I can imagine what it must have been like when Roberta Flack stepped onto the scene, a breath of fresh air unlike no other. Like so many other greats I've written about on this blog, she seemed to defy categorization. She was kind of a cross between Aretha Franklin, Joni Mitchell, Barbara Lewis, Nancy Wilson, and Nina Simone. She fit perfectly within the aesthetic of the singer-songwriter and yet she recorded mostly compositions written by others. Perhaps it was her individualized interpretations of those songs that made them seem like they were her own.
Take for example my selection of the day. Flack's minimalist version of a song made famous by Little Willie John as a bold power ballad. She has stripped it down to pure sentiment. It's a quiet late night conversation between forbidden lovers, rather than the declaration from a mountaintop given by Little Willie (I love both versions btw).

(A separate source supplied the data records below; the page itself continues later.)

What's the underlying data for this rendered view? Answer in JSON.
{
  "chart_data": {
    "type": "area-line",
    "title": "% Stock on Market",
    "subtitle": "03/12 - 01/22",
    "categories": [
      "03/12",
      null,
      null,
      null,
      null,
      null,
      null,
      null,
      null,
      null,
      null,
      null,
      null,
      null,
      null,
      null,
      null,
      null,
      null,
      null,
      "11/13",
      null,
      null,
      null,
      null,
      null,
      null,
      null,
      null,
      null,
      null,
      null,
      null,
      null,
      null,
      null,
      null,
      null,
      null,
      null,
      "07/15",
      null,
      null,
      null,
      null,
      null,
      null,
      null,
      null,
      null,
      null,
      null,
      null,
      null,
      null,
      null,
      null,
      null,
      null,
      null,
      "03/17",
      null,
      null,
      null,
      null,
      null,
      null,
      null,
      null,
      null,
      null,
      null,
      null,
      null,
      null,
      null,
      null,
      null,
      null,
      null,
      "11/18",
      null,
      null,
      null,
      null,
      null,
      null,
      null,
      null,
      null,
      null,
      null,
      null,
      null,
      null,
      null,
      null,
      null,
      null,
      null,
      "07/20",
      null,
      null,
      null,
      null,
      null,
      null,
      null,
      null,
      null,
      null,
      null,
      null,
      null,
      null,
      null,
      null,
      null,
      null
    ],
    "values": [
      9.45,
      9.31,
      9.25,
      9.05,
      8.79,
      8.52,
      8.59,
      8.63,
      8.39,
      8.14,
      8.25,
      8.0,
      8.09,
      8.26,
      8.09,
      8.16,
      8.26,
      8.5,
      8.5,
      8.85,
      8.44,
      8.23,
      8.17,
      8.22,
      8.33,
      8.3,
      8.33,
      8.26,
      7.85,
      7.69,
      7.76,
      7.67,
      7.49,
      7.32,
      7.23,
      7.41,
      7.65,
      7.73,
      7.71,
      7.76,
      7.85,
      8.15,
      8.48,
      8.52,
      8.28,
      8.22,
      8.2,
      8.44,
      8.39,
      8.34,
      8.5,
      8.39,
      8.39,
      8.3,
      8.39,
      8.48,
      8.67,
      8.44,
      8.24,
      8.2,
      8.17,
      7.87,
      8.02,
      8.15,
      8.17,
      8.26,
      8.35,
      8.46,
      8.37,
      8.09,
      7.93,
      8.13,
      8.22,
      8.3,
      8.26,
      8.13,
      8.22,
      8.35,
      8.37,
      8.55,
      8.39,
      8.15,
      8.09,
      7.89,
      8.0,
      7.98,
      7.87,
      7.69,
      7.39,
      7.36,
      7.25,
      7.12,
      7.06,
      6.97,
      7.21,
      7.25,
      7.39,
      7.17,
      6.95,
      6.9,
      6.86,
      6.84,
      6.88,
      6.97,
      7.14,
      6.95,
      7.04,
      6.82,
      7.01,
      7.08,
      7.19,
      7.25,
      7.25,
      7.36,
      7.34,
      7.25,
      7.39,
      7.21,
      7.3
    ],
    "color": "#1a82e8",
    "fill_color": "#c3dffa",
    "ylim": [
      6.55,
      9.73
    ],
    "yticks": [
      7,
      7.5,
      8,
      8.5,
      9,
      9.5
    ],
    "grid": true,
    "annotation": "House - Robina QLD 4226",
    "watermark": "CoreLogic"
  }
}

Roberta Flack's massive crossover success opened new roads for soul music, roads that were softer and quieter. The pathway to the music of someone like Sade seems like a straight line from "Killing Me Softly". She certainly made a lasting impact.
On another note, when I listen to this song I can't help but reflect on how much has changed for gay people in the past 20 years. Just two decades ago I was playing various versions of "Let Them Talk" on my radio show, using it as a veiled message song, a comment on gay love as an act of defiance in a less-than-tolerant world. No one had "come out" on tv yet. Society at large was happy to have us hide in the shadows.
These days the concept of "forbidden love" almost seems like a faded memory. But, of course there are still a lot of dangerous homophobes out there. There are still tv hosts who think we won all of our rights "too quickly". There is a still a judge in Alabama taking a stand against equality like a new George Wallace. There are still so many battles to fight for trans people. We still have a long way to go. But I sure am happy to feel free to come out from the shadows most of the time.
Happy Birthday Roberta Flack and thank you for your delicate version of this gay anthem. A quiet fire indeed.